Lamar argues that the district court abused its discretion in denying fees under § 1927 because it “apparently” failed to apply the correct legal standard. (Appellant’s Br. at 15.) We disagree. Our review of the court’s order does not reveal any application of an incorrect legal standard. And, the order correctly lays out the law concerning an award of fees under § 1927. (See Dkt. 76 at 2.)

But in any event, the district court did not clearly err in finding that Barnhart and his counsel had “good grounds” to pursue this claim. (Id. at 4.) That is, counsel did not engage in unreasonable and vexatious conduct because this claim was not frivolous, and this claim did not become frivolous during the course of the litigation.

An attorney engages in unreasonable and vexatious conduct when the conduct is “so egregious that it is tantamount to bad faith.” Norelus v.
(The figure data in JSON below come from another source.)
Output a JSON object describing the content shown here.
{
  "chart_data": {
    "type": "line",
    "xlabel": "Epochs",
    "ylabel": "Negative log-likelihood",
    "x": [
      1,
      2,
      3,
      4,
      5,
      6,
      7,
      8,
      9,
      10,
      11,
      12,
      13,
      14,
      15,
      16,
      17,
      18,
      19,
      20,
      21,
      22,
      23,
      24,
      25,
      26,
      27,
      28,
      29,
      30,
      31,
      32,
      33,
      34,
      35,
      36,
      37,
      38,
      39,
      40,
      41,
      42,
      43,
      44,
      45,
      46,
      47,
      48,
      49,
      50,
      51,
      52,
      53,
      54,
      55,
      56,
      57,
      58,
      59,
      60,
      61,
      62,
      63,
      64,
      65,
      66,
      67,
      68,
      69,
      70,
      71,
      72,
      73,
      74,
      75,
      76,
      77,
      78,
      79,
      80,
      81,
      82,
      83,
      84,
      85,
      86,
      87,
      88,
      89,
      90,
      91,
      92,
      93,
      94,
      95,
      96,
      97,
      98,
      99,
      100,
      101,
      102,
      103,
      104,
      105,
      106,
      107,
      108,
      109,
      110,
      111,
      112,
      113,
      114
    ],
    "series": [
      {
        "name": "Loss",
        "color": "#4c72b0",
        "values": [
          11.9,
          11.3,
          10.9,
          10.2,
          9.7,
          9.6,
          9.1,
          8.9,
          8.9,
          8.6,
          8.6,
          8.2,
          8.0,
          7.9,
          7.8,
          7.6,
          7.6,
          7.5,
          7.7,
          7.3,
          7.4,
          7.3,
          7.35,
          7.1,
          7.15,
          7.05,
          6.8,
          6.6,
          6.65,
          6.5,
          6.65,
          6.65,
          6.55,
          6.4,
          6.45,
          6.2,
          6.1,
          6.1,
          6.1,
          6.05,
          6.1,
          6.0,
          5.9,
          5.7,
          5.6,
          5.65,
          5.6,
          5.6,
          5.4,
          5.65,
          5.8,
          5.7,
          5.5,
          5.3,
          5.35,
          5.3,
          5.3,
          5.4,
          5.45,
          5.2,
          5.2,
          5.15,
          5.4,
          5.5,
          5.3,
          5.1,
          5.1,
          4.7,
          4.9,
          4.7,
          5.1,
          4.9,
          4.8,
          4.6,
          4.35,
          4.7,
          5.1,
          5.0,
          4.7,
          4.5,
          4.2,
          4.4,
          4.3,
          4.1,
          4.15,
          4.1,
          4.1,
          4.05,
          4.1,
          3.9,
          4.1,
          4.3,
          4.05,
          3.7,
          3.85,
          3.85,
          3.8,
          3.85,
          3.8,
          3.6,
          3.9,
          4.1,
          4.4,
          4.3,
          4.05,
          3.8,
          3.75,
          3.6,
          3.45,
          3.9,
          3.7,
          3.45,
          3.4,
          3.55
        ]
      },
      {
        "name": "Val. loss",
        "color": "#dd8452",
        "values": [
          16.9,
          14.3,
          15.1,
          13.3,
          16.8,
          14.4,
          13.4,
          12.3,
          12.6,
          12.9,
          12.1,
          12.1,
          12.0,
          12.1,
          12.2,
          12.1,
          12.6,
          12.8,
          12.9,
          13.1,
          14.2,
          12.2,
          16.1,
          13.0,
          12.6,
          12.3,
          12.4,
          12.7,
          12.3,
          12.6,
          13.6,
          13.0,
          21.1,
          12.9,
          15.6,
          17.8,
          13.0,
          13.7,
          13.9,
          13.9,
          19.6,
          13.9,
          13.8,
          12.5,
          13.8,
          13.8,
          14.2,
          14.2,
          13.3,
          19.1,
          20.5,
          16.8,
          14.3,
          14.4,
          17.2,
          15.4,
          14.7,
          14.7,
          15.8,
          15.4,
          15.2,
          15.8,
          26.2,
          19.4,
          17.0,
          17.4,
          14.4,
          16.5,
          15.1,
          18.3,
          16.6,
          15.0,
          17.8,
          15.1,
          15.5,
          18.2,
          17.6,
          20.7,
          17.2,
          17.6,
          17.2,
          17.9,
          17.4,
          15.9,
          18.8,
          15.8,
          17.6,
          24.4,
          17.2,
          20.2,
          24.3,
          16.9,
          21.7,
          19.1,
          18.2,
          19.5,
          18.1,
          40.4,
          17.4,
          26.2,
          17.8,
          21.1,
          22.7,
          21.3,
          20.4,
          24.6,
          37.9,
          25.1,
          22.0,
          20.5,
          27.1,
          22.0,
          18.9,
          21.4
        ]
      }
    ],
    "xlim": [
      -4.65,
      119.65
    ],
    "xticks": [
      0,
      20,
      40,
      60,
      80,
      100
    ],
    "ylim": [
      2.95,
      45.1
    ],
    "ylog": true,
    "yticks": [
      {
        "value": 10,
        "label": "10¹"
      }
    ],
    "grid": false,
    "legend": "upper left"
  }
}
Denny’s, Inc., 628 F.3d 1270, 1282 (11th Cir.2010) (quoting Amlong & Amlong, P.A. v. Denny’s, Inc., 500 F.3d 1230, 1239 (11th Cir.2007)) (internal quotation marks omitted). An attorney acts in bad faith when he “knowingly or recklessly pursues a frivolous claim.” Peer, 606 F.3d at 1314. Negligent conduct is not enough. Amlong & Amlong, 500 F.3d at 1241-42.